Thursday 7 October 2010

Sometimes we get it right – but we don’t make it easy

At the cost of sounding like a health information geek, I have to say it’s been fascinating to get to know the Sixth National Adult Cardiac Surgical Database Report 2008.
What makes it so interesting is that it’s clearly designed to deliver to clinicians exactly the information they need to be able to compare their own performance in cardiac surgery against national benchmarks. The report, one of several produced by e-Dendrite Clinical Systems Ltd on behalf of different clinical associations and based on one of the many data registries they hold, shows indicators defined by clinicians and calculated to their specifications.

This is diametrically opposed to the approach adopted by the national programmes that have dominated health informatics in England over the last ten years, apparently about to vanish without trace and without mourners. They based themselves on datasets that used at one time to be called ‘minimum’. The word has been dropped but it still applies: these dataset represent the least amount of data that a hospital can sensibly be expected to collect without putting itself to any particular trouble. Essentially, this means an extract from a hospital PAS alone, with none of the work on linkage between different data sources that I’ve discussed before.

The indicators that can be produced from such minimal information are necessarily limited. Usually we can get little more than length of stay, readmissions and in-hospital mortality. We’ve already seen how misleading the latter can be when I talked about the lurid headlines generated over Mid Staffordshire Trust.

The contrast with the Cardiac Surgery Database could hardly be more striking.

Clinicians have defined what data they need, and have made sure that they see just that. If it’s not contained in an existing hospital system, they collect it specifically. The base data collection form shown in the report covers six pages. There are several other multi-page forms for specific procedures.

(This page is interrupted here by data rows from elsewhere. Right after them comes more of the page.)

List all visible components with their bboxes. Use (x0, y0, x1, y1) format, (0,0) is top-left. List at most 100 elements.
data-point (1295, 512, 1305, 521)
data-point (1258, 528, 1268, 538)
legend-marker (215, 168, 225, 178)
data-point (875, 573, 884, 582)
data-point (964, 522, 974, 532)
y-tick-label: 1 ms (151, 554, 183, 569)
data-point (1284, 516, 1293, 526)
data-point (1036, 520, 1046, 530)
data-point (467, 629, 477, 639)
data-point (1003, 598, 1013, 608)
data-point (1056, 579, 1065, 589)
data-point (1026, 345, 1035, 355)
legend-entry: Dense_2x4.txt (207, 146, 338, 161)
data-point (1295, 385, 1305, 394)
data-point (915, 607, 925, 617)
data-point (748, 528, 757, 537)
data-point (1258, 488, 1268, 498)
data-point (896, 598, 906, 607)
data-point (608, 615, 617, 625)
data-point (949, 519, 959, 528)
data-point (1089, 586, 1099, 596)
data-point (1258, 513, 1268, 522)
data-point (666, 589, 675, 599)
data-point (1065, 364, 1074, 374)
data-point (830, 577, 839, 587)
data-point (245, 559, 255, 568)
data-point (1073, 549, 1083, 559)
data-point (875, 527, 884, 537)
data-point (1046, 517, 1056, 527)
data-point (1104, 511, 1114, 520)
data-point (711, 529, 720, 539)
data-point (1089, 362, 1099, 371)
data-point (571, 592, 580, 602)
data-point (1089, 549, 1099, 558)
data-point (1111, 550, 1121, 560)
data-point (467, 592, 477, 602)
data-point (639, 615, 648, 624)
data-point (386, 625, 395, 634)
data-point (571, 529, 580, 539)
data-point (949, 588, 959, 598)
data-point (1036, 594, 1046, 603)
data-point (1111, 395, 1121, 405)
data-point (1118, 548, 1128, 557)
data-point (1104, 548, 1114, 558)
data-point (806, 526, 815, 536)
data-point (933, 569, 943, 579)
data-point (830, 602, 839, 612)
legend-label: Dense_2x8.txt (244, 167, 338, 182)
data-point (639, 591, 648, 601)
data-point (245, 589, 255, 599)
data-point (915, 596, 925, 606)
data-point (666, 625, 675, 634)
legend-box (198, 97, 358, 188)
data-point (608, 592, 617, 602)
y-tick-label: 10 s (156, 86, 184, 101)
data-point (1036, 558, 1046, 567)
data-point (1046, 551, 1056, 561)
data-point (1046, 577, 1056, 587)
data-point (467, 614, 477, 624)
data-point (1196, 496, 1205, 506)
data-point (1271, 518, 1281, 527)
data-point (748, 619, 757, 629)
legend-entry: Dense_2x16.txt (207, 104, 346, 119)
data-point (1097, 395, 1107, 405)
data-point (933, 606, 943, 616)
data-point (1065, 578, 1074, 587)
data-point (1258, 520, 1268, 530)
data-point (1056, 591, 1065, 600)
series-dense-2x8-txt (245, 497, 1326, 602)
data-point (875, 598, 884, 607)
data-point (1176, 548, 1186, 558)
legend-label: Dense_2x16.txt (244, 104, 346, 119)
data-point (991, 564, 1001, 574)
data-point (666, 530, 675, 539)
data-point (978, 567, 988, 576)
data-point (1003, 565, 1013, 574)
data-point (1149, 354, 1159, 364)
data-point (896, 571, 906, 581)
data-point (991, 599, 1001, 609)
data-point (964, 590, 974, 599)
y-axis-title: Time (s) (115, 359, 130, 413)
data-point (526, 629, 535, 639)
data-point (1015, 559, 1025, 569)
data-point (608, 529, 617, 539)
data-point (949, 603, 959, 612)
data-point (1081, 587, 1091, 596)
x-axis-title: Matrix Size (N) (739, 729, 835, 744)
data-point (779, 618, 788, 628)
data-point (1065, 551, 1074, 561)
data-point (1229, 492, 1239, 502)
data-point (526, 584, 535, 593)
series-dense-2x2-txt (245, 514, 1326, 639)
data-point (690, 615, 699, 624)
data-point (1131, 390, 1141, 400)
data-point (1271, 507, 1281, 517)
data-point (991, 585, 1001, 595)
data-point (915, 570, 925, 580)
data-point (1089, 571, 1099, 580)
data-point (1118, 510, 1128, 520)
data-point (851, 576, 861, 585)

An automatic feed from Patient Administration System can provide some of the patient demographic data, but apparently in most contributing hospitals, the feed is minimal. All the other data has to be entered by hand. It must be massively labour-intensive, but clinicians ensure it’s carried out because they know the results are going to be useful to them.

An example of the kind of analysis they get is provided by the graph below, showing survival rates after combined aortic and mitral valve surgery, up to five years (or, more precisely, 1825 days) following the operation. What’s most striking about this indicator is that it requires just the kind of data linkage that we ought to be carrying out routinely, and this case with records from outside the hospitals: patient details are being linked to mortality figures from the Office of National Statistics, meaning that we’re looking at deaths long after discharge and not just the highly limited values for in-hospital deaths that were used in the press coverage about Mid Staffordshire.



Less obvious but at least as significant is the fact that the figures have been adjusted for risk – and not using some general rule for all patients, but on a series of risk factors relevant to cardiac surgery: smoking, history of diabetes, history of hypertension, history of renal disease, to mention just a few.

Looking at the list of data collected, it’s clear that more automatic support could be provided. For instance, it should be possible to provide information about previous cardiac interventions or investigations, at least for work carried out in the hospital. Obviously, this would depend on the hospital collecting the data correctly, but a failure in data collection is surely something to be fixed rather than an excuse for not providing the information needed.

It is unlikely that the hospital could provide the information if the intervention took place at another Trust, so cardiac surgery staff would still have to ask the question and might have to input some of the data themselves. Automatically providing whatever data is available would, however, still represent a significant saving of effort.

The converse would also be invaluable: if cardiac surgery staff are adding further data, surely it should be uploaded into the central hospital database or data warehouse? That would make it available for other local reporting. It seems wasteful to collect the data for one purpose and not make it available for others.

Of course, all this depends on linkage between data records. It’s becoming a recurring refrain in these posts: linkage is something that should be a key task for all Trust information departments. What we have here is another powerful reason why it needs to be done systematically.

And while we’re thinking about data linkages, let’s keep reminding ourselves that this Report uses links to ONS mortality data. Doing that for hospital records generally would provide far more useful morality indicators. So what’s stopping us doing it?